Se può influire nella crescita calcistica del giovane calciatore? Certamente sì. Oltre a tutto il discorso legato alla salute fisica e al benessere della persona, quest’anno di stop e sport adattato ha e avrà di sicuro le sue ripercussioni in un futuro non troppo lontano. Il rischio maggiore è il verificarsi del fenomeno del dropout, l’abbandono precoce dello sport: snaturare uno sport rischia di affievolire l’interesse in chi lo pratica e questo porta molto spesso alla scelta di abbandonarlo, proprio perché non è più quello di cui mi sono appassionato. E non meravigliamoci se poi l’interesse passa ai videogiochi o ai pc.
Un altro grande rischio è il non-confronto: si cresce solamente nel momento in cui ci si confronta con qualcuno. Solo nella situazione ho la possibilità di mettere in pratica quanto ho imparato. Siamo tutti capaci di camminare su un’asse di legno appoggiata sul pavimento, ma se la situazione cambiasse? Se quell’asse si trovasse a 10mt di altezza, sarebbe la stessa cosa? Idealmente si, lo schema motorio richiesto sarebbe identico ma è proprio il contesto che lo rende diverso. Anche l’aspetto emotivo legato al contesto (paura, rabbia, timore) va allenato..e va allenato con la pratica.
L’altro rischio è che il calcio giocato si sia fermato ma il regolamento no. Mi spiego meglio.

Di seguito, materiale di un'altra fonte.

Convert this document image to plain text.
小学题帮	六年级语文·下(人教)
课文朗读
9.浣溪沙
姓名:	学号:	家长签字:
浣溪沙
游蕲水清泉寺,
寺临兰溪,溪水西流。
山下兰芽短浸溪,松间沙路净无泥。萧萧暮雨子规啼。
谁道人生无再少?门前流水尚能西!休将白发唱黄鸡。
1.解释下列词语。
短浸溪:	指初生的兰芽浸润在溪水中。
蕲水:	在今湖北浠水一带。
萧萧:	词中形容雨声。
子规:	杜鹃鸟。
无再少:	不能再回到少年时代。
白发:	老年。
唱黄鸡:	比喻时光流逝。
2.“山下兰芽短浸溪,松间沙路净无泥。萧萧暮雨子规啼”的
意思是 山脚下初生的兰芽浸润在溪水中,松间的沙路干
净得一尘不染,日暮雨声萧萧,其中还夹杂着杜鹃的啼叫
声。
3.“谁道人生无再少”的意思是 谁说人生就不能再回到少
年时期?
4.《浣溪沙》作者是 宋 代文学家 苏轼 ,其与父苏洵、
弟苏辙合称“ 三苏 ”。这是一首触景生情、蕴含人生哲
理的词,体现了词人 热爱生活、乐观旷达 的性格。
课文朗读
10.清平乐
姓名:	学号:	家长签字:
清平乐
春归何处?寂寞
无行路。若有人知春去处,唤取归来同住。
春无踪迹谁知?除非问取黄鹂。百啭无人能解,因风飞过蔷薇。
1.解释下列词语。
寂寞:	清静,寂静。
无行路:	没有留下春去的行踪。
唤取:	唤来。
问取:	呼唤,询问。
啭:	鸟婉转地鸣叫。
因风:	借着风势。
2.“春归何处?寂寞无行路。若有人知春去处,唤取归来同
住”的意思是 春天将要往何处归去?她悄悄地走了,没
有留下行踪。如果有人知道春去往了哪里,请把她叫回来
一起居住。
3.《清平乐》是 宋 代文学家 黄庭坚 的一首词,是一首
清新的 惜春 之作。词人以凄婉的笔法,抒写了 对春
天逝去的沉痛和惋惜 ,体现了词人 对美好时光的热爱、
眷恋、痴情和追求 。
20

Quello che si sta vedendo è che il calcio giocato, le competizioni, i tornei stanno vivendo un prolungato stop che ormai va avanti da più di un anno, ma la cosa che non cambia è la programmazione del settore giovanile. Da pulcini ad esordienti, da esordienti a giovanissimi, da un campo a 7 a uno 9 e poi a 11. Ovviamente prima o poi bisogna arrivare sempre a giocare in un campo grande 11vs11, ma quello che si sta perdendo è la giusta gradualità nei vari passaggi. La mancanza di poter consolidare quanto appreso anche in riferimento allo spazio e al tempo.

La scienza ci insegna che “lo sport è salute”, ma sembra che spesso questo non venga percepito e si colleghi l’attività motoria e sportiva soltanto alla volontà di assicurarsi un fisico tonico per la prova costume o all’aggregazione senza controllo in sala pesi o negli spogliatoi. Per questa concezione, forse, troviamo molti impianti chiusi e, a lungo andare, questo potrebbe avere delle conseguenze negative, soprattutto nelle categorie più fragili, come gli anziani, che trovano benefici psico fisici notevoli nell’attività motoria, e i ragazzi, ai quali viene tolto un aiuto fondamentale per una crescita sana.

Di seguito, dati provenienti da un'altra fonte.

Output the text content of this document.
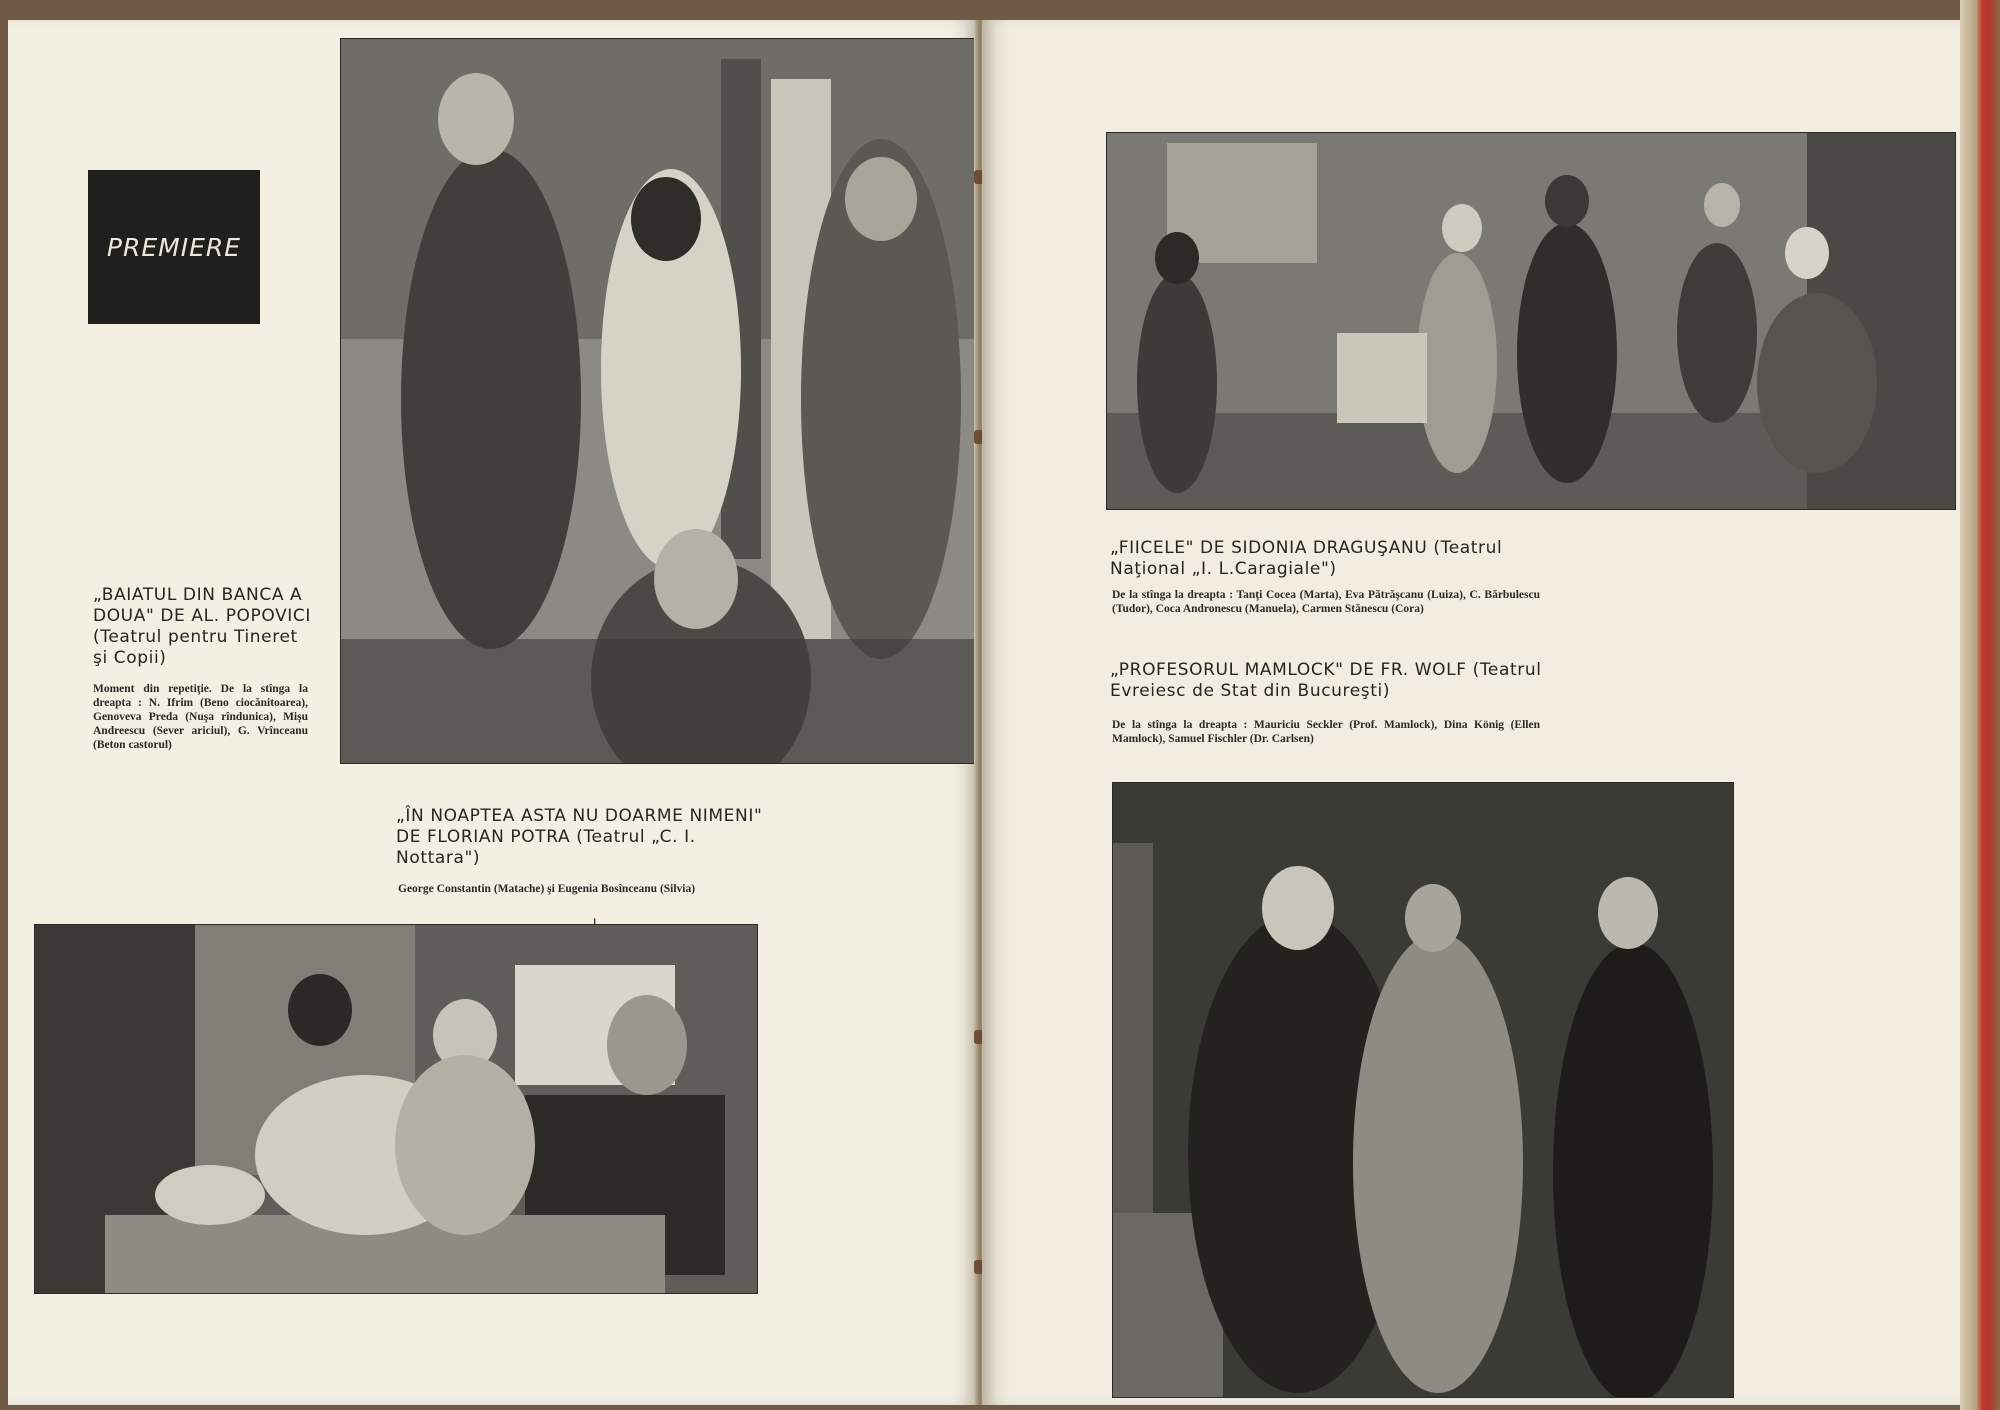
PREMIERE
„BAIATUL DIN BANCA A DOUA" DE AL. POPOVICI (Teatrul pentru Tineret şi Copii)
Moment din repetiţie. De la stînga la dreapta : N. Ifrim (Beno ciocănitoarea), Genoveva Preda (Nuşa rîndunica), Mişu Andreescu (Sever ariciul), G. Vrînceanu (Beton castorul)
„ÎN NOAPTEA ASTA NU DOARME NIMENI" DE FLORIAN POTRA (Teatrul „C. I. Nottara")
George Constantin (Matache) şi Eugenia Bosînceanu (Silvia)
„FIICELE" DE SIDONIA DRAGUŞANU (Teatrul Naţional „I. L.Caragiale")
De la stînga la dreapta : Tanţi Cocea (Marta), Eva Pătrăşcanu (Luiza), C. Bărbulescu (Tudor), Coca Andronescu (Manuela), Carmen Stănescu (Cora)
„PROFESORUL MAMLOCK" DE FR. WOLF (Teatrul Evreiesc de Stat din Bucureşti)
De la stînga la dreapta : Mauriciu Seckler (Prof. Mamlock), Dina König (Ellen Mamlock), Samuel Fischler (Dr. Carlsen)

Quali ripercussioni potrebbe avere questo periodo, che per molti è stato uno stop completo delle attività, nello sviluppo degli adolescenti, ma anche dei più piccoli?

Lo sport migliora l’attenzione e il funzionamento cognitivo. È un modo per stare meglio dal punto di vista fisico ma anche mentale. Insegna a stare con gli altro e a gestire le emozioni. Ma questa pandemia ha tolto ai ragazzi quest’occasione di crescita.
Bambini e ragazzi hanno bisogno di attività di movimento per la loro crescita fisica e psichica, l’interruzione quindi degli sport che stavano praticando ha modificato i loro ritmi quotidiani di vita, l’umore, il sonno, l’alimentazione. Quelli poi che si stavano allenando in vista di gare o tornei, hanno visto sfumare appuntamenti e scadenze importanti ben sapendo che non sempre è possibile recuperare. L’attività sportiva aiuta a rimanere nel momento presente, a entrare in empatia con i compagni di squadra e a fare squadra. Lo sport, inoltre, insegna a rispettare l’altro, insegna la disciplina e imparare il gioco di squadra è fondamentale perché crea il senso di comunità.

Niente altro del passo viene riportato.